The Roman emperor abdicated on May 1st, 305.

Aureus of Emperor DiocletianGaius Aurelius Valerius Diocletianus was sixty years old or so, had been Roman emperor for twenty years and had had enough. He decided to retire and grow vegetables in his home town of Split, on the Dalmatian coast of the Adriatic in Croatia. He had started life there in obscure circumstances – his father was said to have been a freed slave – but driving energy, force of personality and a genius for administration carried him up through a career in the army. By 284, approaching forty, Diocletian held senior rank in the force the Emperor Carinus sent against the Persians, led by the emperor’s brother and co-ruler Numerian. When Numerian was found dead in mysterious circumstances, his principal commander, Aper, was believed to have murdered him to seize power. The soldiers now acclaimed Diocletian as emperor and he drew his sword and killed Aper there and then. This neatly fulfilled a prediction that Diocletian would become emperor on the day he killed a boar (aper in Latin).
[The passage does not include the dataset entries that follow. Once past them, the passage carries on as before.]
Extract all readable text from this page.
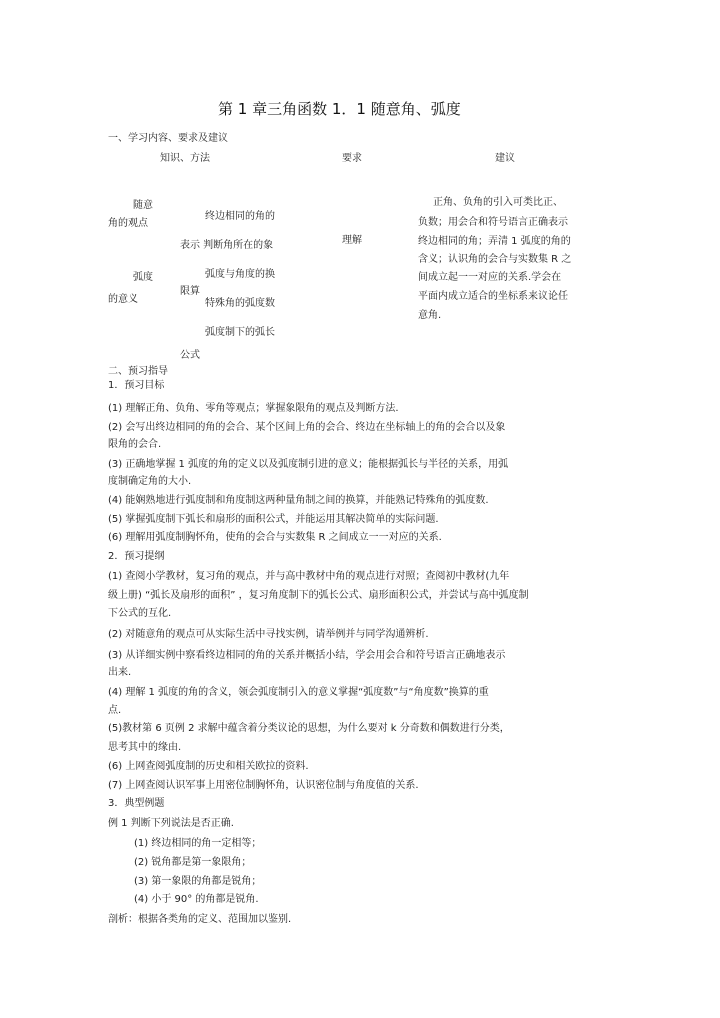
第 1 章三角函数 1．1 随意角、弧度
一、学习内容、要求及建议
知识、方法	要求	建议
随意
角的观点
弧度
的意义
终边相同的角的
表示 判断角所在的象
弧度与角度的换
限算
特殊角的弧度数
弧度制下的弧长
公式
理解
正角、负角的引入可类比正、
负数；用会合和符号语言正确表示
终边相同的角；弄清 1 弧度的角的
含义；认识角的会合与实数集 R 之
间成立起一一对应的关系.学会在
平面内成立适合的坐标系来议论任
意角.
二、预习指导
1．预习目标
(1) 理解正角、负角、零角等观点；掌握象限角的观点及判断方法.
(2) 会写出终边相同的角的会合、某个区间上角的会合、终边在坐标轴上的角的会合以及象
限角的会合.
(3) 正确地掌握 1 弧度的角的定义以及弧度制引进的意义；能根据弧长与半径的关系，用弧
度制确定角的大小.
(4) 能娴熟地进行弧度制和角度制这两种量角制之间的换算，并能熟记特殊角的弧度数.
(5) 掌握弧度制下弧长和扇形的面积公式，并能运用其解决简单的实际问题.
(6) 理解用弧度制胸怀角，使角的会合与实数集 R 之间成立一一对应的关系.
2．预习提纲
(1) 查阅小学教材，复习角的观点，并与高中教材中角的观点进行对照；查阅初中教材(九年
级上册) “弧长及扇形的面积” ，复习角度制下的弧长公式、扇形面积公式，并尝试与高中弧度制
下公式的互化.
(2) 对随意角的观点可从实际生活中寻找实例，请举例并与同学沟通辨析.
(3) 从详细实例中察看终边相同的角的关系并概括小结，学会用会合和符号语言正确地表示
出来.
(4) 理解 1 弧度的角的含义，领会弧度制引入的意义掌握“弧度数”与“角度数”换算的重
点.
(5)教材第 6 页例 2 求解中蕴含着分类议论的思想，为什么要对 k 分奇数和偶数进行分类，
思考其中的缘由.
(6) 上网查阅弧度制的历史和相关欧拉的资料.
(7) 上网查阅认识军事上用密位制胸怀角，认识密位制与角度值的关系.
3．典型例题
例 1 判断下列说法是否正确.
(1) 终边相同的角一定相等；
(2) 锐角都是第一象限角；
(3) 第一象限的角都是锐角；
(4) 小于 90° 的角都是锐角.
剖析：根据各类角的定义、范围加以鉴别.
Carinus was assassinated the following year and Diocletian became master of the Roman world. It was too big for one man to manage and he well knew that the army was thoroughly out of hand. He picked an old comrade named Maximian, also of humble origins, and installed him in Milan as co-emperor while Diocletian established himself in the east, at Nicomedia in Anatolia. The effect was to divide the empire into western and eastern spheres, each with its own Augustus. In 293 each of them was given a Caesar as a right-hand man, Galerius in the east and in the west Constantius Chlorus, who ran Gaul and Britain and was the father of the future Constantine the Great. They again were self-made army men from obscure backgrounds and the arrangement worked, at least for as long as Diocletian was there. The army was brought under control, the barbarians kept at bay and the imperial administration centralized under a swarm of bureaucrats. Taxes went up, people prospered and Christians were persecuted as a subversive foreign sect.

Diocletian had built what has been described as, if not a new house for the empire, at least an emergency shelter. He also built himself a splendid palace at Split and perhaps his crowning achievement was to retire there and live out his days in peace. He said an emotional farewell to his soldiers and formally divested himself of his imperial purple cloak in an abdication ceremony at Nicomedia and Maximian reluctantly resigned the same day in Milan. At Split Diocletian enjoyed himself gardening and when Maximian returned to the political arena and wrote to suggest that Diocletian should do the same, he replied to the effect that if you could see my cabbages you would understand the impossibility of the suggestion. Diocletian’s successors soon fell out, but apart from a brief, unsuccessful intervention in affairs in 308, he lived on quietly at Split until his death.